Since his four-year playing career fell apart in Triple A in 1979, Evers has managed minor-league teams for the Cubs, Giants, Yankees and Rays. He has gone from the Midwest League to the Texas to the Pacific Coast to the South Atlantic to the Eastern to the International to the Gulf Coast to the Florida State, and back again. All in all, he spent 30 years as player and coach in the minors without ever getting the promotion everyone agreed he deserved.
He was making around $50,000 a year and managing phenoms who had already been handed million-dollar bonuses.
"I'm sure there were times he thought he might get his break. But I'll tell you this: He never whined or moaned about it," senior baseball adviser Don Zimmer said. "All he's done is bust his a-- his whole life.
"When I heard about this, I was acting like a little kid. That's how happy I was for him."
He'd had close calls with the Rays before. Hired to manage the first Rays minor-league team in 1996, Evers was bypassed for the major-league staff in 1998. And again in 2001. And 2003.
When Maddon was hired in November, there was no reason to believe it would be different this time. Their paths may have previously crossed, but there was no natural bond between a guy who had been in the Angels organization for 31 years and Evers.
Maddon could have chosen anyone to be his bench coach. And yet he wanted Evers. When the phone call came, when Evers told his wife Patty, she cried.
"You want to know what it means?" Zimmer said. "That ought to tell you."
It wouldn't be the last emotional moment the couple shared before Bill's major-league coaching career would actually get started.
During annual physicals early in spring training, Evers had an unusual reading on a blood test. Just to be safe, team physician Michael Reilly suggested he have a colonoscopy.
The procedure had just begun when the doctor took one look at the video and immediately turned off the screen. There was a large mass in Evers' colon. There would be no discussion. Within hours, he was in surgery where doctors removed a fist-sized tumor.
There were traces of cancer, but they were confined within the tumor. Chemotherapy, thankfully, would not be necessary.

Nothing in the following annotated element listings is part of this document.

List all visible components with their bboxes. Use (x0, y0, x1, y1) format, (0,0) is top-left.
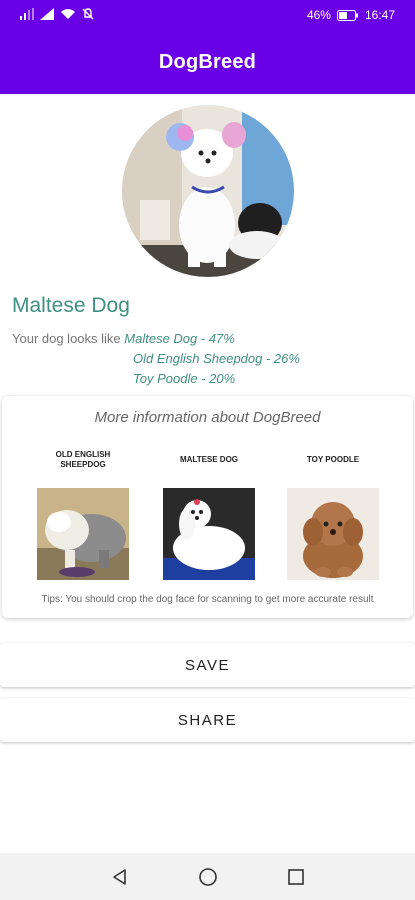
prediction-2: Old English Sheepdog - 26% (133, 351, 300, 366)
scan-tips: Tips: You should crop the dog face for s… (41, 594, 374, 605)
mute-icon (82, 8, 94, 20)
app-title: DogBreed (158, 50, 257, 73)
save-button[interactable]: SAVE (0, 643, 415, 687)
clock: 16:47 (364, 8, 395, 22)
recents-icon[interactable] (284, 865, 308, 889)
prediction-1: Maltese Dog - 47% (124, 331, 235, 346)
more-info-title: More information about DogBreed (94, 409, 321, 426)
back-icon[interactable] (108, 865, 132, 889)
breed-label-poodle: TOY POODLE (306, 455, 360, 464)
breed-label-sheepdog: OLD ENGLISH SHEEPDOG (55, 450, 111, 469)
app-bar: DogBreed (0, 30, 415, 94)
battery-icon (336, 9, 358, 21)
breed-card-maltese[interactable]: MALTESE DOG (154, 446, 264, 580)
sim-signal-icon (20, 8, 34, 20)
status-icons-left (20, 8, 94, 20)
maltese-photo[interactable] (163, 488, 255, 580)
status-bar: 46% 16:47 (0, 0, 415, 30)
home-icon[interactable] (196, 865, 220, 889)
wifi-icon (61, 9, 75, 19)
sheepdog-photo[interactable] (37, 488, 129, 580)
system-nav-bar (0, 853, 415, 900)
result-intro-label: Your dog looks like (12, 331, 121, 346)
battery-percent: 46% (306, 8, 331, 22)
more-info-card: More information about DogBreed OLD ENGL… (2, 396, 413, 618)
breed-label-maltese: MALTESE DOG (179, 455, 239, 464)
share-button[interactable]: SHARE (0, 698, 415, 742)
prediction-3: Toy Poodle - 20% (133, 371, 236, 386)
result-intro: Your dog looks like Maltese Dog - 47% (12, 331, 235, 346)
breed-card-poodle[interactable]: TOY POODLE (278, 446, 388, 580)
breed-card-sheepdog[interactable]: OLD ENGLISH SHEEPDOG (28, 446, 138, 580)
scanned-dog-photo (122, 105, 294, 277)
detected-breed-name: Maltese Dog (12, 294, 130, 317)
poodle-photo[interactable] (287, 488, 379, 580)
signal-icon (40, 8, 54, 20)
status-icons-right: 46% 16:47 (307, 8, 395, 22)
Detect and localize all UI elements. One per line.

Evers would, however, spend a week in the hospital. And that meant missing the first opening day of his major-league career with the Rays in Baltimore.
"That was hard. It was very hard not being there," Evers says quietly. "I came home from the hospital and had about 15 or 20 messages waiting. I sat down in my bedroom and started listening, and the first one was from (Orioles hitting coach) Lee Elia. He said he knew how hard it must have been for me after waiting 30 years, and that he missed me.
"I just broke down, listening to that. I had to walk out of the room. It took a couple of hours before I could listen to the rest of the messages."
Evers, 52, at least made it back in time for the home opener a week later. His parents flew down from New York for the game. His brothers, too. Evers had spent time with the major-league club in previous Septembers after minor-league seasons, but it had never been quite like this.
These days, as he walks through the clubhouse, the greetings are usually the same. From Aubrey Huff to Carl Crawford to Joey Gathright, they all call him Skip. As in Skipper. It is a term of endearment for a man who is no longer their minor-league manager, but whose imprint has remained on them.
Tonight, he is managing again. Maddon has left him no instructions. He will not call from California to offer suggestions. For the next two days, the ballclub is in Evers' hands. His dream is, too.